Range (min … max): 9.419 μs … 43.605 μs ┊ GC (min … max): 0.00% … 0.00%
Time (median): 10.142 μs ┊ GC (median): 0.00%
Time (mean ± σ): 11.559 μs ± 2.524 μs ┊ GC (mean ± σ): 0.00% ± 0.00%
█ ▁ ▅
█▅▆▄▆█▃█▂▃▂▂▃▂▂▃▃▂▂▃▂▁▂▂▂▂▂▂▂▂▃▂▁▂▂▁▁▁▁▁▃▄▅▂▂▂▄▂▃▁▃▂█▆▂▁▁▅▆ ▃
9.42 μs Histogram: frequency by time 15.2 μs <
Memory estimate: 0 bytes, allocs estimate: 0.
When using OffsetArrays instead these are the results:
julia> oxs = OffsetArray(xs, -1000);
julia> oys = OffsetArray(ys, -1000);
julia> @benchmark (@. $oys = $oxs / (first($oxs)^2 + last($oxs)^2))
BenchmarkTools.Trial: 10000 samples with 1 evaluation.

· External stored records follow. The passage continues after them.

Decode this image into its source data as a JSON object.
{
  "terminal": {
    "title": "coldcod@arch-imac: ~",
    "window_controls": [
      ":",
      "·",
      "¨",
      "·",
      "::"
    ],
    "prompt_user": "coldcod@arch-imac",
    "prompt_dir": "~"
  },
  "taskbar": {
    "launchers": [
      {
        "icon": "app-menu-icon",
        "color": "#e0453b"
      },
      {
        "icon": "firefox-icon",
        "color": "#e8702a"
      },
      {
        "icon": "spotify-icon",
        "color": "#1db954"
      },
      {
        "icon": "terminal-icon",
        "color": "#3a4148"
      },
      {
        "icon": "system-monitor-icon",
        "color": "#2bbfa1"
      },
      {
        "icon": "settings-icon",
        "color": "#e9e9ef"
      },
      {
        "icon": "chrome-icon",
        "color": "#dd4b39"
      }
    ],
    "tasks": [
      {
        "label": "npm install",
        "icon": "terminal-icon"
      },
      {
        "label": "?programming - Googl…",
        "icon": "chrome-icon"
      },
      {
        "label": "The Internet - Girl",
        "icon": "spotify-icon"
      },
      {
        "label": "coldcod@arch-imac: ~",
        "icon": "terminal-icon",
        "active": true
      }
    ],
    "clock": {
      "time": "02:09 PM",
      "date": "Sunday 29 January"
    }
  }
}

Range (min … max): 48.245 μs … 159.888 μs ┊ GC (min … max): 0.00% … 0.00%
Time (median): 50.522 μs ┊ GC (median): 0.00%
Time (mean ± σ): 53.394 μs ± 10.011 μs ┊ GC (mean ± σ): 0.00% ± 0.00%
▇███▄▁ ▃ ▃ ▂ ▁ ▄ ▃ ▂
██████▇▇▁▇▆▆▇▅▇▃█▆█▇██▆█▇▆█▅█▆▅█▆▆▅█▆▆▆▆▆▆█▆▆▆▅▆▆▅▆▆▅▆▆▆▆▆▆▆ █
48.2 μs Histogram: log(frequency) by time 97.1 μs <
Memory estimate: 0 bytes, allocs estimate: 0.
The $> 5 \times$ penalty is even larger than the SIMD vector size of my laptop (4 for Float64
arrays).
Any help or clarification is really appreciated!